Con ansias de escucharlo esta vez y con tal de sacarle información, nos metimos aposta en un pequeño cine donde proyectaban una muda de Charlotte. ¡Buena elección para entablar una conversación! El cine estaba lleno y ni tan siquiera teníamos el sonido de la película para cubrir nuestras voces.
Nadie se reía. Había visto yo esa misma película repetidas veces y en todos los cines se oyeron auténticas carcajadas. Pero ahí, ni una sola risa, ni un solo comentario.
Pasaron ya bastantes minutos y el tipo no entró. Faltaba ya poco para que la proyección terminase y yo hacía verdaderos estragos para que no saliera por mi boca ningún sonido que descubriera mi diversión. Al pesar del tiempo me seguía haciendo gracia.
Una vez finalizada, la gente empezó a abandonar la sala con el semblante serio y en fila de a uno. Cada espectador esperaba, como si estuviera hipnotizado, su turno para salir y no romper el compás de la marcha. Todos andaban al unísono.
Mi compañero Lovis hizo lo mismo y yo, creyendo que lo hacía para que no se dieran cuenta de nuestra presencia, lo imité.
Al salir a la calle, me dirigí a Lovis. Éste permanecía inmóvil, con la mirada perdida. La situación me hizo recordar la conversación que mantuvo por el teléfono al poco de su llegada y sospeché que Lovis estaba siendo víctima de la maldición y que, realmente, no tenía nada contra mí.
En ese estado estuvo un buen rato cuando de improviso un hombre se abalanzó contra él golpeando con una antorcha encendida toda su cara.
- ¿Está usted loco? - pregunté enojado.
- ¡No! Ya le advertí que se fuera de aquí.

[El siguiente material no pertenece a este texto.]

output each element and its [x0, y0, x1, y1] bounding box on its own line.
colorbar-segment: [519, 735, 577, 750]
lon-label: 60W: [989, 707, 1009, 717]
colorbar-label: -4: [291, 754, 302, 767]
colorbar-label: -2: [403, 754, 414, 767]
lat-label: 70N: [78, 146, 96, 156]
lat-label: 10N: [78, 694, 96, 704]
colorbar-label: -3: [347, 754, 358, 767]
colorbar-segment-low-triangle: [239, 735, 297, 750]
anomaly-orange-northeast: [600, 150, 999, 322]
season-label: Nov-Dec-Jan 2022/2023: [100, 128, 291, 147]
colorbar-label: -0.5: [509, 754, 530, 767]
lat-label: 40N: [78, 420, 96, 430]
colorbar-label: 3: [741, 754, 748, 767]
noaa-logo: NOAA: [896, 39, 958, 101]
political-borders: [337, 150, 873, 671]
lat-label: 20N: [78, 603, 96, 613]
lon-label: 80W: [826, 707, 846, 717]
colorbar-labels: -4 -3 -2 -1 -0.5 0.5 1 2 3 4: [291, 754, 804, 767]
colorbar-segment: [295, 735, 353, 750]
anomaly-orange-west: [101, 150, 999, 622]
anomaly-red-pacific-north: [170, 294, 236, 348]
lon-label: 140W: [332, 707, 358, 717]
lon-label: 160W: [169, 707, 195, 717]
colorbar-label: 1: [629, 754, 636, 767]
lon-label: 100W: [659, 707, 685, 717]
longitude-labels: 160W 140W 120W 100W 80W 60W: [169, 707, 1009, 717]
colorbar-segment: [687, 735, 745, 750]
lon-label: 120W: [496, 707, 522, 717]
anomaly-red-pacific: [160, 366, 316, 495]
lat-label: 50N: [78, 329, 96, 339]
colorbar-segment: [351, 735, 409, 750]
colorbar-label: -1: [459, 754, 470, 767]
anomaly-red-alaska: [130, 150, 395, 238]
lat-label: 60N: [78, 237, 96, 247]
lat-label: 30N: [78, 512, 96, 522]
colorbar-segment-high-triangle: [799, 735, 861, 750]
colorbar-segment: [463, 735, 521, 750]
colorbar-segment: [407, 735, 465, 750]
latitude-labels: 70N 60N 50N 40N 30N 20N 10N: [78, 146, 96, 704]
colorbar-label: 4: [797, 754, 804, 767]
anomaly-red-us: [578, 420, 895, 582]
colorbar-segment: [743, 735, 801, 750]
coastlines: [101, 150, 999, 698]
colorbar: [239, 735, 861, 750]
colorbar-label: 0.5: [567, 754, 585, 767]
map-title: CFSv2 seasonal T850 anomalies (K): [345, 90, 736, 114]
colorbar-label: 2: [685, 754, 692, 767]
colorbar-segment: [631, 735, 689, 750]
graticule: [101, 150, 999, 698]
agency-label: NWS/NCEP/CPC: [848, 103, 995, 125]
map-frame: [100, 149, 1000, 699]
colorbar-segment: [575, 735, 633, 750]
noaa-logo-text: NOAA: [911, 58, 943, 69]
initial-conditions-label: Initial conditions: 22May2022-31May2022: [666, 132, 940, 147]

Rápidamente comprendí quien era y lo agarré con fuerza por el cuello de la chaqueta.
El sujeto intentó huir y quiso darme varias veces con la antorcha que yo esquivaba muy hábilmente mientras lo mantenía firme entre mis manos.
Lovis reaccionó de su aturdimiento y al ver el espectáculo que estábamos dando en plena calle le quitó la antorcha y cogiéndolo por el brazo preguntó:
¿Qué está pasando aquí? Y... ¿qué hago fuera del cine? ¡Estaba viendo una película...
- ¡Suéltenme! - gritó el tipo mientras se agitaba continuamente para liberarse de nosotros.
Al ver la violencia con la que se movía, lo arrastramos dentro de la sala de proyecciones. Por suerte había poca gente mirándonos.
Lovis apagó el fuego del instrumento con el que le abrasó en el agua de una fuente que había en la entrada y casi en tinieblas le pedí a nuestro secuestrado que nos contase con pelos y señales a qué se refería exactamente con eso de que mi vida corría peligro.
El hombre escupió en mi cara y muy enfadado empezó a decir:
- ¡La culpa la tengo yo por meterme donde no me llaman!. ¡Ahora todo el pueblo se va a enterar de que era yo quien lo avisaba!.
- Cálmese por favor - le rogué - no nos ha visto casi nadie.
- ¡Cómo se nota que es usted de ciudad, caramba! – gruñó - Aquí los rumores vuelan como el viento y si son verdad y alguien lo ha visto con sus propios ojos, hasta a las afueras llegan a enterarse.
- Sólo dígame por qué corro peligro.
- ¿Peligro? - me interrumpió bruscamente - ¡El único que corre peligro ahora mismo soy yo!.
- Si es así caballero - dije intentándolo tranquilizarlo - le llevaremos a nuestro hotel y pagaré una cama más. Ahí son muy discretos y tenga por supuesto que nadie dirá nada.
- ¿Cómo está usted tan seguro? - preguntó.
- Ahí suben constantemente gente muy extraña con carpetas llenas de papeles y sobres con bultos sospechosos y por el momento nadie se ha pronunciado al respecto.
- Está bien. Iré con ustedes. Cualquier sitio es mejor para esconderme que el cuchitril donde vivo.
Antes de ir al hotel nos dijo que se llamaba Harbin, Harbin Hardward y lo acompañamos a recoger algunas pertenencias.
Realmente su casa era una ruina. Estaba apunto de derrumbarse y los cimientos estaban totalmente devorados por las termitas.
Recogió ropa, algunos libros y utensilios para asearse. Lo metió todo en un viejo saco. Finalmente, se dirigió a un sucio rincón en donde tenía una pobre cocina de carbón y apoderándose de unas ristras de ajos comentó:
- Nos harán falta. Los ajos son muy buenos para todos estos asuntos.
- ¿Ajos? - se preguntó a sí mismo Lovis que estaba de espaldas a nosotros mirando unos recortes de periódico.